Here's a
Bill Gross talk at TED about why startups fail. Mr. Gross identifies five factors that might influence a startup's success, analyzes 250 startups according to those factors, and analyzes the results.
This is possibly the worst methodology I have seen in a TED talk. Let's look at just the data presented in his slides. I could not find a fuller source for Mr. Gross's claims. (In fact, in his DLD conference talk he admits that he picked just 20 examples to work with.)
I did a multivariate linear regression--- this does not appear to be the analysis he performed. This produces a coefficient for each of the factors:
Idea 0.021841942
Team 0.033134009
Plan 0.047012997
Funding -0.03324002
Timing 0.133669929
While this analysis agrees that "Timing" is the most important, it differs from Mr. Gross on what is second. It actually says that the business plan is a better predictor of success. That's strike one--- the same data admits multiple interpretations about importance. Note also that linear regression says more funding is actively harmful.
The second methodological fault is taking these numbers at face value in the first place. One might ask: how much of the variation in the dependent variable do these factors explain? For linear regression, the adjusted R^2 value is about 0.74. That means about 25% of the success is explained by some factor not listed here. What checks did Mr. Gross do to validate that his identified factors were the only ones?
While we're still on problems with statistical analysis, consider that the coefficients also come with error bars.
Lower 95.0% Upper 95.0%
Idea -0.082270273 0.125954157
Team -0.082753104 0.149021121
Plan -0.049741296 0.143767289
Funding -0.126226643 0.059746603
Timing 0.034672747 0.232667111
The error bars are so wide that few useful statements can be made about relative ordering of importance. (Obviously this might change with 230 more data points. But it seems like Mr. Gross was operating on only 20 samples.)
Next let's transition to the data-gathering faults. Mr. Gross's sample of companies is obviously nonrandom. But it is nonrandom in a way that is particularly prone to bias. He lists startup companies that actually got big enough to attract sufficient attention that he'd heard of them! The even mix of success and failure when he's looking to explain the high rate of failure should be a huge red flag.

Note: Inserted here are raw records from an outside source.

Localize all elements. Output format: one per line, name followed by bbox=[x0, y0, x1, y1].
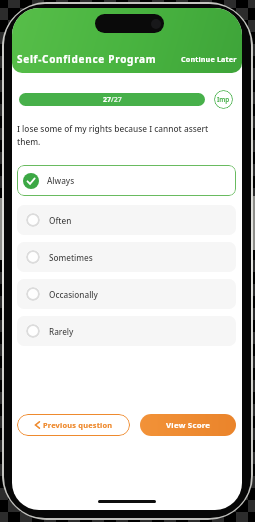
button[interactable]: Always bbox=[17, 165, 236, 196]
staticText: I lose some of my rights because I canno… bbox=[17, 123, 209, 148]
button[interactable]: Imp bbox=[214, 90, 233, 109]
button[interactable]: Often bbox=[17, 205, 236, 235]
staticText: Imp bbox=[217, 95, 230, 104]
button[interactable]: Occasionally bbox=[17, 279, 236, 309]
button[interactable]: Rarely bbox=[17, 316, 236, 346]
staticText: Occasionally bbox=[49, 289, 98, 300]
staticText: Self-Confidence Program bbox=[17, 52, 157, 66]
staticText: Previous question bbox=[43, 420, 113, 430]
button[interactable]: Sometimes bbox=[17, 242, 236, 272]
staticText: Continue Later bbox=[181, 54, 237, 64]
staticText: 27/27 bbox=[103, 95, 122, 105]
staticText: Often bbox=[49, 215, 72, 226]
staticText: Rarely bbox=[49, 326, 74, 337]
button[interactable]: Continue Later bbox=[181, 54, 237, 64]
staticText: View Score bbox=[166, 420, 211, 431]
staticText: Always bbox=[47, 175, 75, 186]
button[interactable]: View Score bbox=[140, 414, 236, 436]
staticText: Sometimes bbox=[49, 252, 93, 263]
button[interactable]: Previous question bbox=[17, 414, 130, 436]
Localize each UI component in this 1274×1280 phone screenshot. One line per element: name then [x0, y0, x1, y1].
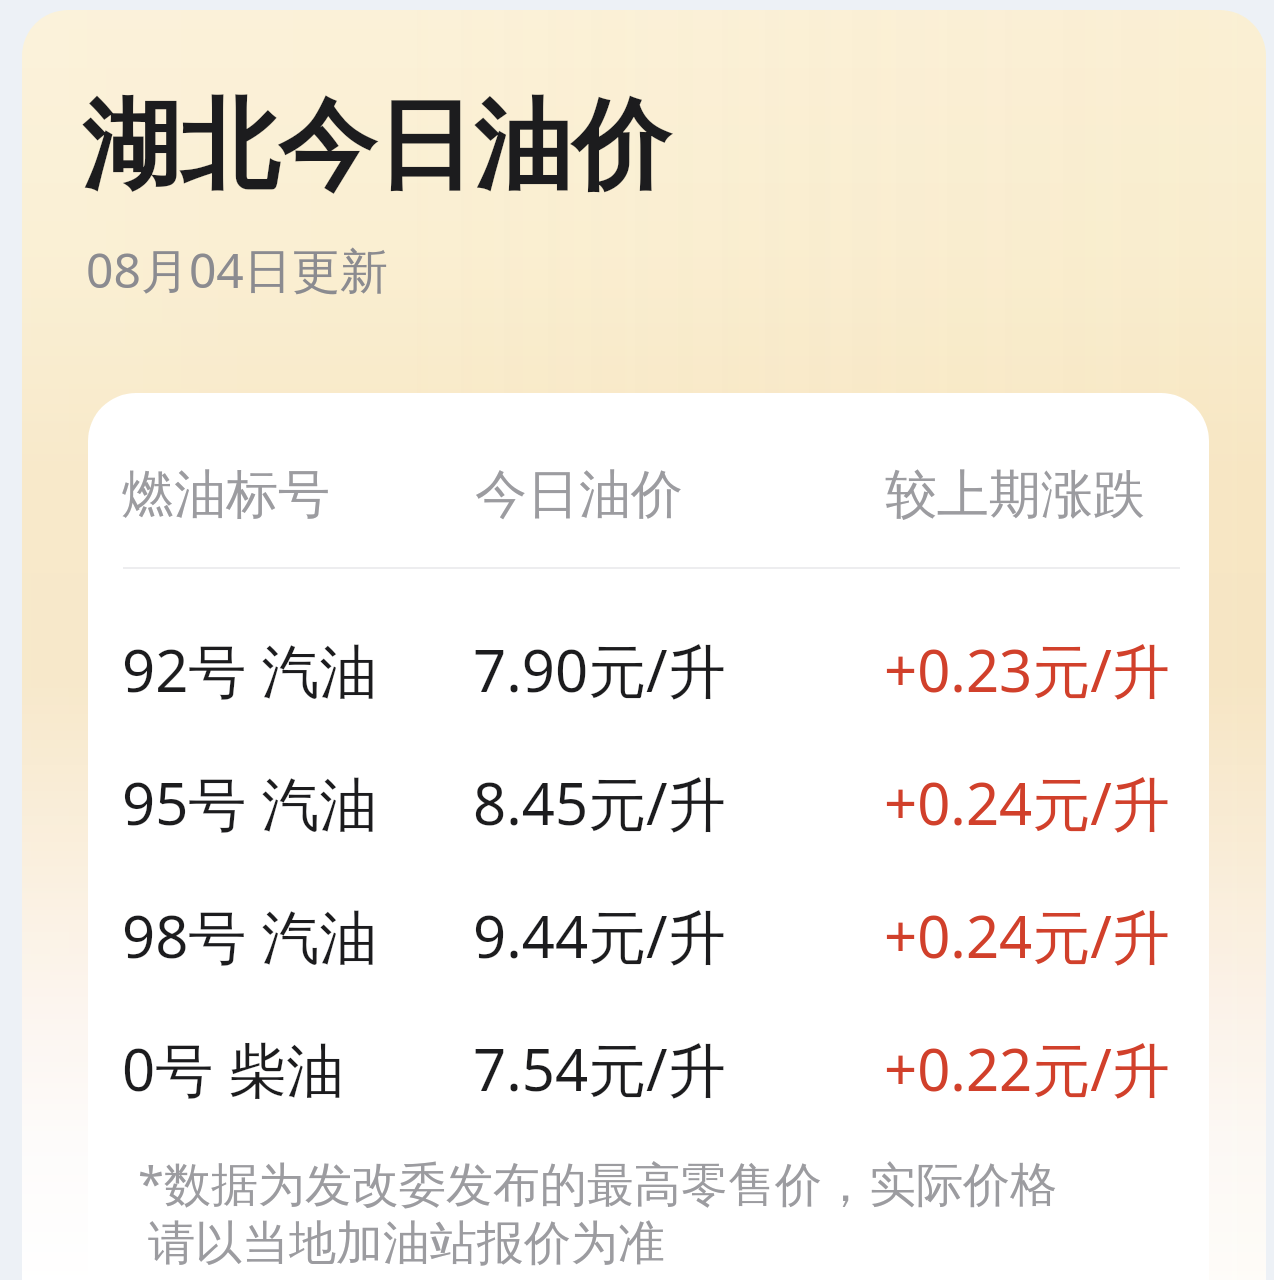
button[interactable]: 9.44元/升 [473, 896, 726, 975]
button[interactable]: 92号 汽油 [122, 630, 378, 709]
button[interactable]: 0号 柴油 [122, 1029, 345, 1108]
button[interactable]: 燃油标号 [122, 462, 330, 528]
button[interactable]: +0.22元/升 [884, 1029, 1170, 1108]
button[interactable]: 今日油价 [475, 462, 683, 528]
button[interactable]: +0.23元/升 [884, 630, 1170, 709]
button[interactable]: +0.24元/升 [884, 896, 1170, 975]
button[interactable]: 95号 汽油 [122, 763, 378, 842]
staticText: *数据为发改委发布的最高零售价，实际价格 [138, 1151, 1057, 1215]
staticText: 08月04日更新 [86, 237, 388, 303]
button[interactable]: 7.54元/升 [473, 1029, 726, 1108]
staticText: 请以当地加油站报价为准 [148, 1214, 665, 1273]
button[interactable]: 7.90元/升 [473, 630, 726, 709]
button[interactable]: 98号 汽油 [122, 896, 378, 975]
button[interactable] [88, 393, 1209, 1280]
button[interactable]: 8.45元/升 [473, 763, 726, 842]
staticText: 湖北今日油价 [82, 85, 670, 208]
button[interactable]: 较上期涨跌 [885, 462, 1145, 528]
button[interactable]: +0.24元/升 [884, 763, 1170, 842]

Suppose we add 15 more failed companies to the list that have an average timing of 7 (slightly better than the sample) but average on the other factors of 5.
Oops, now timing has slipped to third!
Idea 0.079811441
Team 0.067029361
Plan -0.007925792
Funding 0.033260711
Timing 0.064723176
Not surprising, because I deliberately set things up that way. But Mr. Gross doesn't know what the "next" set of failures look like either. He has a complete list of IdeaLabs companies, but not the outside world, which is its own bias--- maybe it's Mr. Gross who is prone to timing failures, not the rest of the world!
Picking only large, well-known failures for your analysis is nearly the very definition of survivorship bias.
Finally, the inputs themselves are suspect even where they are complete. Mr. Gross already *knows* whether these companies are successes or failures when he's filling out his numbers. Does Pets.com really deserve a "3" in the idea category, or is that just retrospective thinking? Why are the successful IdeaLabs companies given 6's and 7's for Team, but the unsuccessful ones get two fours and a five? Did Mr. Gross really think he was giving those two ventures the "B" team at the time?
Even the Y axis is suspect! Pets.com had a successful IPO. Uber and AirBnB can't claim to have reached that stage--- they might yet implode. (Unlikely, admittedly, but possible. And their revenue numbers are better than Pets.com ever was.) As an investor, "Did I receive any return on my investment" is the measure of success.
To summarize,
* The data were generated from the opinions of the principal investigator and not subject to any cross-checks from other parties.
* The data exhibit survivorship bias and other selection bias.
* The analysis includes no confidence intervals or other measurements of the meaningfulness of the results.
* The results presented appear highly dependent upon the exact analysis performed, which was not disclosed.
Am I being unfair? Perhaps. This was not an academic conference talk. But if we are to take his advice seriously, then Mr. Gross should show that his analysis was serious too.